A mon avis : Botox

 Crédit Photos : Vince red lemons

Botox fait son come back 

Botox a fait son retour sur scène vendredi soir à L’escale du Château Royal après plus d’une année d’absence. Le moins que le puisse dire et que le quatuor n’a pas perdu son énergie, boosté par le plaisir de retrouver le public et de fouler la scène, enfin plutôt le tivoli, installé dans les jardins du complexe hôtelier. Le groupe emmené par l’inoxydable Gérald a pu proposer un set composé de leurs anciens titres et des nouveaux qui sont en cours d’enregistrement.

Ces nouveaux morceaux ont été majoritairement assemblés dans la première partie du set qui a été – pour nous – la plus réussie du concert. L’énergie rock de ces nouvelles productions s’est mariée avec des mélodies très agréables servies par la voix juste de Gérald Leloup (bassiste-chanteur), une assise rythmique solide (Thomas Vincent) et un duo de guitare bien ajustées, au cordeau (Marco Vergé et Cédric Louis). Pas d’envolée de soli d’une dizaine de minutes stylées années 70, mais des interventions a propos et des ambiances posées. Rock, mais pas précipitées.

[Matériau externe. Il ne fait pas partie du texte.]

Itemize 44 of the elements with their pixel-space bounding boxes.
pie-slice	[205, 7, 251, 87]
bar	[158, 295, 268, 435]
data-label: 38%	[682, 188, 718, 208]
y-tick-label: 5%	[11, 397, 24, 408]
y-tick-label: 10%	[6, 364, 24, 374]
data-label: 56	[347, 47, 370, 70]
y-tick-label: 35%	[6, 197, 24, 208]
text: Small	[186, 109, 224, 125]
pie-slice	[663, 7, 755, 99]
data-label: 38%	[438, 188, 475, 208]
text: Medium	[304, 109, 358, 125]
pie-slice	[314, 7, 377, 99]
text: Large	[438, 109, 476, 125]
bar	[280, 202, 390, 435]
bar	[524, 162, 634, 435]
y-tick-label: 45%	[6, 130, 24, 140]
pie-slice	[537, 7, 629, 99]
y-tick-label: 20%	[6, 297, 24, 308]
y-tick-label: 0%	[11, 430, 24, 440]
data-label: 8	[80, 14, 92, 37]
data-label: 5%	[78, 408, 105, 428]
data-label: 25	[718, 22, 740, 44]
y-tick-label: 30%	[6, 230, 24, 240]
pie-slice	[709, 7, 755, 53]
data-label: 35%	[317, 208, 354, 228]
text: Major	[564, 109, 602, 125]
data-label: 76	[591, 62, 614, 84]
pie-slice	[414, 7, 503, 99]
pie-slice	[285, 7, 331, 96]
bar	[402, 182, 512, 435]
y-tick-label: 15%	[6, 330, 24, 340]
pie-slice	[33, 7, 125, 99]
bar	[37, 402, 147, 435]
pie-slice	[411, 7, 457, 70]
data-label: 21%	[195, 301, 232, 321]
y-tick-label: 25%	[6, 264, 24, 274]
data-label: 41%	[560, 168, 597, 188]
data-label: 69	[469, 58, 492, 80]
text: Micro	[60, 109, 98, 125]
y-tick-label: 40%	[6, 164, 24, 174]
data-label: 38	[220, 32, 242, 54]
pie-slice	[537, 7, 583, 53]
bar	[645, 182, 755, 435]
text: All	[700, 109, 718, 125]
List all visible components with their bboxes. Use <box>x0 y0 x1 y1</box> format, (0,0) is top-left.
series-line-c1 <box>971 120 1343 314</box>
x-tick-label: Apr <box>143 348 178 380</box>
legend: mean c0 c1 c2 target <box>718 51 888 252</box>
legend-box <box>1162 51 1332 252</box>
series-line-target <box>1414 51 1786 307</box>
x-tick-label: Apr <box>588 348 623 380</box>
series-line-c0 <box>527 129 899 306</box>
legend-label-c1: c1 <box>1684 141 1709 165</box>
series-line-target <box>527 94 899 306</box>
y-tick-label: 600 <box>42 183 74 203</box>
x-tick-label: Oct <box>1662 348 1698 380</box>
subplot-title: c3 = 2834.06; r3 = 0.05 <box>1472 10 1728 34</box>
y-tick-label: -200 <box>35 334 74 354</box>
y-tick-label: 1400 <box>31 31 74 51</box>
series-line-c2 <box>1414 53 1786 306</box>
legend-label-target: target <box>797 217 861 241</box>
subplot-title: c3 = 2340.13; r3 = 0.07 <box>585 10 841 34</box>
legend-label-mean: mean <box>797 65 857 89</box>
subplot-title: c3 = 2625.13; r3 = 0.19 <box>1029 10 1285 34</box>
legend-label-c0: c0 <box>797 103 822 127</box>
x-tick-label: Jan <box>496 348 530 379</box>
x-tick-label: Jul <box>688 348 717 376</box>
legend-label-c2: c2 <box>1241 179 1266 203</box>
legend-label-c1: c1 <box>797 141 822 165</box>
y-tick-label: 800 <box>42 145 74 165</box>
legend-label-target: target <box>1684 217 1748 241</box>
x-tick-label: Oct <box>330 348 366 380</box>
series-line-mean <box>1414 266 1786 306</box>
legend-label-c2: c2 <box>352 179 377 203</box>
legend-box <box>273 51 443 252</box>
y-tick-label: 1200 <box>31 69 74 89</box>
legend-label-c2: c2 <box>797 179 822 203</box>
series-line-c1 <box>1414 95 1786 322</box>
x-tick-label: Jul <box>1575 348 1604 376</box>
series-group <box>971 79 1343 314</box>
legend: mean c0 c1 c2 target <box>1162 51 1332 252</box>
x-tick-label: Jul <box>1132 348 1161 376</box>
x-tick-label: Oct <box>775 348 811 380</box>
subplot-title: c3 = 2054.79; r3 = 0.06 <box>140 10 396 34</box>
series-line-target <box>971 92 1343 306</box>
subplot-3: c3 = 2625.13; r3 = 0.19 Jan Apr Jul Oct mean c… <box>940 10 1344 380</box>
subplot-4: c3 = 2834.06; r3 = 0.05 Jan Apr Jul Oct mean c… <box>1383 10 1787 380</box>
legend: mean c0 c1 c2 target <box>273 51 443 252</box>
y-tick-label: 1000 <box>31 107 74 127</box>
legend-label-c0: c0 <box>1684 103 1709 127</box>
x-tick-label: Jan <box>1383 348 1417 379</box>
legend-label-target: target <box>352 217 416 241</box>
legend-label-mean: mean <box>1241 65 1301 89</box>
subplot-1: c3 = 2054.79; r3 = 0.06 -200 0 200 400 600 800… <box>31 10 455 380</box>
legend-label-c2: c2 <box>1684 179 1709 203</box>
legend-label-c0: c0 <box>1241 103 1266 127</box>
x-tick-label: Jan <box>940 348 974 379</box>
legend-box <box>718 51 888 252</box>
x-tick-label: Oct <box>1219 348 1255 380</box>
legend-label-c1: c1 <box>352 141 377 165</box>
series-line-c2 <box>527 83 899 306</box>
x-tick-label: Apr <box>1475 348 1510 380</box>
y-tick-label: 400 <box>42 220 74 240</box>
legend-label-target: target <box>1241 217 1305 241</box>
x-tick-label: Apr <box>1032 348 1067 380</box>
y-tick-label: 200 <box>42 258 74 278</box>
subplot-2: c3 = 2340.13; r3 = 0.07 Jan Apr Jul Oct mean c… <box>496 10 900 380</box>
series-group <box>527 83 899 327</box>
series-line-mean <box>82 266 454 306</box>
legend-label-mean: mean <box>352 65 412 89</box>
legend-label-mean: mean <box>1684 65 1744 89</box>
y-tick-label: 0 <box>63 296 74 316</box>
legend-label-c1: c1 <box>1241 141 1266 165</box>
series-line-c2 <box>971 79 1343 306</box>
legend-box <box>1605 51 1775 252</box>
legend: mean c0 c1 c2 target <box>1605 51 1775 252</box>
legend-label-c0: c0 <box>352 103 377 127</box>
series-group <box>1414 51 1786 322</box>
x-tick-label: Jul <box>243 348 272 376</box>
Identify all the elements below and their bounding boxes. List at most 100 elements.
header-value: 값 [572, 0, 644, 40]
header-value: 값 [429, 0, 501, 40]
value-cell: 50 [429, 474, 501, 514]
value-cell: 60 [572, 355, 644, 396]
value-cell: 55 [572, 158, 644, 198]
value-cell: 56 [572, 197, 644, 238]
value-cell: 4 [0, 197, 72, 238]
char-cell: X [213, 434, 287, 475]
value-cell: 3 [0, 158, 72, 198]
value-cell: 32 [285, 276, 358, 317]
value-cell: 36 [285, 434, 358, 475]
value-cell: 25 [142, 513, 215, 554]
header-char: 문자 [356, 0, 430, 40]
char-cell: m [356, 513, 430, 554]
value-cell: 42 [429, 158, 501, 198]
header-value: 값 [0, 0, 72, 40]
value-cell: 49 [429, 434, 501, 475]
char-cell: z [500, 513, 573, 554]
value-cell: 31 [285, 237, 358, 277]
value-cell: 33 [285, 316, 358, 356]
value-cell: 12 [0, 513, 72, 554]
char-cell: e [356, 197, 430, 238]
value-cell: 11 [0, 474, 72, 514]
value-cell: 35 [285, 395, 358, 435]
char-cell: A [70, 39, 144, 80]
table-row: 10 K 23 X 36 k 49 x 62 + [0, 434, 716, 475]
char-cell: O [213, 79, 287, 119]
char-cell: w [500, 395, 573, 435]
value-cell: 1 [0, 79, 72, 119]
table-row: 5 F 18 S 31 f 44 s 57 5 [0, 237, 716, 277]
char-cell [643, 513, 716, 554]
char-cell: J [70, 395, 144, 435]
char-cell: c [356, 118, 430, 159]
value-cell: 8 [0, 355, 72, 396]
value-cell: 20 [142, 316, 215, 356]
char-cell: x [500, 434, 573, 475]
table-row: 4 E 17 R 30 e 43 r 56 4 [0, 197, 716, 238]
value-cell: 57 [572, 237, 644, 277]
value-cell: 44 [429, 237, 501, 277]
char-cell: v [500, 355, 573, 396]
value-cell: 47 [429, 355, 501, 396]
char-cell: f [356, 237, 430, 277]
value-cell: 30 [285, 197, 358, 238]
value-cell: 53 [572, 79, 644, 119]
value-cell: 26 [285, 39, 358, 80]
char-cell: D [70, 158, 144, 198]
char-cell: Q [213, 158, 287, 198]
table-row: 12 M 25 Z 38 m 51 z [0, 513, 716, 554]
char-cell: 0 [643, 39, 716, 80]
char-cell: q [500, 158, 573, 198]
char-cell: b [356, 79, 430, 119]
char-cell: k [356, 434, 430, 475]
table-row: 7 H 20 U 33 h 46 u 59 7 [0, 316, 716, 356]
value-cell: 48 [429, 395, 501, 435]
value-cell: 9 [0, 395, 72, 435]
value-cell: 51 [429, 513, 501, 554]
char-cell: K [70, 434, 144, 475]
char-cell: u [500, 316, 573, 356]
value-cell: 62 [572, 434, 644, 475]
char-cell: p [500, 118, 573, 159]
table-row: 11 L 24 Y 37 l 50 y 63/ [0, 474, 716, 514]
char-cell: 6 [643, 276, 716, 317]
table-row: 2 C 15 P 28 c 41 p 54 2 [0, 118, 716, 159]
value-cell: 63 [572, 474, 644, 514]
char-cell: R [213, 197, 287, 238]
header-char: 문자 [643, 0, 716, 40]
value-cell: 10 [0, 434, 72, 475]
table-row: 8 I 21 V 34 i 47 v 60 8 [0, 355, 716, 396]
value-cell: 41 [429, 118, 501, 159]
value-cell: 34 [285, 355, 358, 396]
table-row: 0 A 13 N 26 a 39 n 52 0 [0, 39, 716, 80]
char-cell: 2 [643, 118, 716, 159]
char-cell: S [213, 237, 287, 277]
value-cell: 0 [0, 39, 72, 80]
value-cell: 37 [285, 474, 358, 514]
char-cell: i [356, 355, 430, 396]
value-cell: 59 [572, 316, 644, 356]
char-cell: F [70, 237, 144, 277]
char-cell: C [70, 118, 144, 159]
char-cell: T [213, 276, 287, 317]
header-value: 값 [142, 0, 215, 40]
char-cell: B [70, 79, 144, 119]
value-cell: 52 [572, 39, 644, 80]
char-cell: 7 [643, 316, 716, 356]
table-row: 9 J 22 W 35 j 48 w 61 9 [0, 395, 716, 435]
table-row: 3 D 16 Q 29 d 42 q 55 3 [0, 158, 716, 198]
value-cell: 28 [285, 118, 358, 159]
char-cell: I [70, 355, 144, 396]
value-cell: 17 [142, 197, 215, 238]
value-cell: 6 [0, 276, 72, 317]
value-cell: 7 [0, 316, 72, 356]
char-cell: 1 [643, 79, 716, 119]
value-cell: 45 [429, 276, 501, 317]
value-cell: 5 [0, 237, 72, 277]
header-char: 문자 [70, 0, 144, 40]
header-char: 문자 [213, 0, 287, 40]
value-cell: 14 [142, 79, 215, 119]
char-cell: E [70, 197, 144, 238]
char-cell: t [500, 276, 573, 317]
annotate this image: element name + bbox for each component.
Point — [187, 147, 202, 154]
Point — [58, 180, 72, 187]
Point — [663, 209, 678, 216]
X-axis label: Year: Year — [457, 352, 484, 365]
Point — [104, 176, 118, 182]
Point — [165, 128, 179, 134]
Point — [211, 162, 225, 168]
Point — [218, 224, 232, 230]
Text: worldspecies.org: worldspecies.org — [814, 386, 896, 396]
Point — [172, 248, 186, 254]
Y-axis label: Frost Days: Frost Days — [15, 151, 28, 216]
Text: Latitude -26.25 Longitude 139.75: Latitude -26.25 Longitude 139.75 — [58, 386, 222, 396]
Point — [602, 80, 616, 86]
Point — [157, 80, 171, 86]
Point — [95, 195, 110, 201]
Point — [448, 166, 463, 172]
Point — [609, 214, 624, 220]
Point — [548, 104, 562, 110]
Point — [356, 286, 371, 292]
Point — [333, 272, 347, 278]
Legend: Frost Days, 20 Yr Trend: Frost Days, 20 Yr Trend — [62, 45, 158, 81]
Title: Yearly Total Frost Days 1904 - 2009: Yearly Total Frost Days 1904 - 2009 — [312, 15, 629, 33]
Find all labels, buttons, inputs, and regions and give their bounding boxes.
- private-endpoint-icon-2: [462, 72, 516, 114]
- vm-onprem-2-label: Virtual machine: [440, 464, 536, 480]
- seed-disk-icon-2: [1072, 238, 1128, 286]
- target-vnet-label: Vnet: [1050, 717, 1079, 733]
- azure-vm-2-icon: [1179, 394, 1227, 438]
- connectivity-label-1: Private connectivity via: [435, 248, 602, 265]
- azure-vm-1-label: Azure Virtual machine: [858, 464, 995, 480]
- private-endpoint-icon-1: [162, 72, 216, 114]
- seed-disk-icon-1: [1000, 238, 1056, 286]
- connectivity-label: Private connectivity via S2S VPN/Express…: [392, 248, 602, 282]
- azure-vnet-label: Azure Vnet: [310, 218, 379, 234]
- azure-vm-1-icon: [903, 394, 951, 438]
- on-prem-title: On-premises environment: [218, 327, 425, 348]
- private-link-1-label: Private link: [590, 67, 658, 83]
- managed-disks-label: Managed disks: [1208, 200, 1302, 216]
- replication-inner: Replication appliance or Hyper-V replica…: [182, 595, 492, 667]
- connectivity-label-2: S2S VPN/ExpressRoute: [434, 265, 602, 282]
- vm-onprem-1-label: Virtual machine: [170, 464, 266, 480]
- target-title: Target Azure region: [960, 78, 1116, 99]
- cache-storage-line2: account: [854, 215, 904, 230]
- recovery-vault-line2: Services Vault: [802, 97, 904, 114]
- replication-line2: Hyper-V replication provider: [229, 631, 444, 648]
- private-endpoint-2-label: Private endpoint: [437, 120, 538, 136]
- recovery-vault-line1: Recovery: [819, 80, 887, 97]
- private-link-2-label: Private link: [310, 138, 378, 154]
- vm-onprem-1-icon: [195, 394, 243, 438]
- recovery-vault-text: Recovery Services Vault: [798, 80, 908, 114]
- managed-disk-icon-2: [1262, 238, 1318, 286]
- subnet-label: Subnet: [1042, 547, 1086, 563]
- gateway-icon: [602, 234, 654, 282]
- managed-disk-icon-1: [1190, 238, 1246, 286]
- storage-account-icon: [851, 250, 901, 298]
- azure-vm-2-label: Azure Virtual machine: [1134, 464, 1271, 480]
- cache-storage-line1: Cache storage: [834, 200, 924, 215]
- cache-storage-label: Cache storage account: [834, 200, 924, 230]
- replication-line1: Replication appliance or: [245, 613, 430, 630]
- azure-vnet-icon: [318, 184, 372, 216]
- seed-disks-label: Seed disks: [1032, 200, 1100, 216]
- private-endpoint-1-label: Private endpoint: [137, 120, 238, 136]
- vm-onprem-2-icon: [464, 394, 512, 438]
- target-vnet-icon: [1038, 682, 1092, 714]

Botox a su jouer également sur plusieurs tableaux en proposant des atmosphères plus calmes en sachant rebondir ( c’est le cas de le dire pour ces lascars) vers des riffs échevelées au moment propice. Et comme a son habitude, Marco, Cédric, Thomas et Gérald ont été scéniquement présents, ne ménageant pas leurs efforts.

La seconde partie qui proposait des titres plus anciens m’a semblé au fil du concert un poil moins compacte, la voix de Gérald s’égosillant en raison de conditions de retours plus difficile (un classique calédonien). Les chansons de la première heure restent, bien sûr, intéressantes, mais on sent qu’avec le travail actuel fourni par le groupe pour l’enregistrement de son nouvel album les nouveaux titres ont gagnés en maturité, en expérience, en subtilité. Il serait intéressant de remettre les premiers titres au goût du jour. Cela offrirait un concert équilibré, sans faille et donc très pro.

Au final, on peut retenir un retour réussi avec un public qui aura répondu présent pour une soirée placée sous le signe des compos (First Offenders étant aussi de la partie) . Et pour Botox, le perspective de jours heureux avec un album dans le courant de l’année et des concerts aussi souvent que les scènes de Nouméa (et d’ailleurs) le permettront.

Ajoutons également un bravo à l‘Escale du Château Royal qui a joué le jeu des groupes de compositions, alors que bien des établissements de Nouméa sont frileux en la matière.

Voilà, c’est mon avis, et ce n’est bien sûr que le mien.